11 Ayın Sultanı mübarek Ramazan ayının içerisinde bulunmakla bunun çoşkusunu, manevi huzurunu yaşamak isterken bir takım olumsuz hadiseler yaşanmıyor değil. Lakin bunun yanı sıra coşkulu iftar programlarıyla beraber engelli engelsiz her kesimden insanların bir araya gelerek hem manevi bir iklim içerisinde sosyal olarak da kaynaşıp tanışması birlikte huşu içerisinde oruç ve namaz ibadetlerini yerine getirmek İslamiyet’in haricinde hiçbir din mensuplarına nasip olan bir şey değildir.
Öyleyse bunun ehemmiyetini önemini çok iyi kavrayıp ve benimsememiz gerekmez mi?
İlahi gücün farkında olmamız aslında çok şeye daha doğrusu sorun olarak gördüğümüz birbirimizi incitmek ve yıkmaktan kendimizi alıkoyamadığımız sorunlarımıza ve tüm bu karmaşıklığa son vermektedir. Fani bir insan olarak her Ramazan ayında bir kez daha aciz nefsimiz anlıyor ki aynı anda milyonlarca insanı aynı bereketli sofraya çağırıp aynı zaman dilimini bekletebilecek ve ezanla buna son verecek sadece bir ilahı güçtür. Bununla beraber insanların makamları, statüleri ve suretleri her ne olursa olsun aslında aşikâr olan bir durum var ki Ramazan ayında herkes aslında en başından beri eşit olduğunun farkındalığını kazanıyor ve kazanmalıdır da. Burada asıl anlatılmak istenen ve yaşanması gereken duaları, bereketi ihtiyacı olan en başta aciz nefsimizle paylaşıp bu kadar kargaşaya ve aslında hiçbir zaman sahip olamadığımız ve en başından beri sadece misafir olarak gönderildiğimiz dünyanın geçici bir misafirhane olduğunu hatırlamak ve hatırlatmaktır. Ne mutlu ki dünyanın tüm sorumsuzca yaşanan sorumsuzluklarına rağmen Ramazan’ı tüm bereketiyle ruhunda yaşayıp paylaşan insanlara…

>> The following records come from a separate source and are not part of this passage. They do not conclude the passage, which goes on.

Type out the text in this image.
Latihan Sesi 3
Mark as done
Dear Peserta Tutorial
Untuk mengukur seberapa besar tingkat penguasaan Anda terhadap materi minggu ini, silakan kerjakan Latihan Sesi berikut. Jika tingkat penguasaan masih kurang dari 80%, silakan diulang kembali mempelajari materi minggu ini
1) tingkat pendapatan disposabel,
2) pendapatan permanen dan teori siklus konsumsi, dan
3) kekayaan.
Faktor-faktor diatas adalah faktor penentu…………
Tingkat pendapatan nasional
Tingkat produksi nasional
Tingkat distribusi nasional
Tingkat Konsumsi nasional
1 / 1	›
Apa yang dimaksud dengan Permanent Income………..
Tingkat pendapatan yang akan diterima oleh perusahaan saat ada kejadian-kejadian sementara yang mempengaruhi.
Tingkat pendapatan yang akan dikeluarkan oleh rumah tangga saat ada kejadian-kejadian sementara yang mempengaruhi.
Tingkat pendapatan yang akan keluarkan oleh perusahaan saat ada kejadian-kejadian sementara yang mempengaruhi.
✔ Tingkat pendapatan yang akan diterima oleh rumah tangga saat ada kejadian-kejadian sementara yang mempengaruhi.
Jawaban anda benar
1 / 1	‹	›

O zaman kendimize sormalıyız biz bunu yaşıyor muyuz?
Kusura bakmayın ama yine ucundan kulağından siyasete de dokunmadan geçemeyeceğim... Bir vesileyle adliye koridorlarına yolum düştü ve orda gördüğüm manzara yukarıda bahsettiğim Ramazan’ın manevi ruhuna asla uymadığını gördüm. Zira mahkeme koridorlarında bekleyen dedesinin kucağındaki üç aylık bebeğin annesine sahip olmaktan başka hiçbir gayesi yokken dedesinin kucağında hangi cezasının bedelini ödemekteydi. Bütün bunları çok düşündüm. Yaşlı ya da ihtiyar demeden insanların kendi kendilerine sordukları soruyu yüreğimde en derinde acı bir şekilde hissettiğimi fark ettim. Ve kelimeler fütursuzca döküldü ağzımdan o iki kelime.
Neden ve Niçin? Evet, neden ve niçindi bu kargaşa nedendi üç aylık bebeği anne kokusundan uzaklaştıracak kadar keskin kural. Neydi kime göre doğruydu bütün bu olanlar ve yaşanmakta olanlar? Sonra düşündüğümde anladım ki o küçücük bebek için bile olsa adalet kavramı kime ya da neye göre doğru oluvermişti..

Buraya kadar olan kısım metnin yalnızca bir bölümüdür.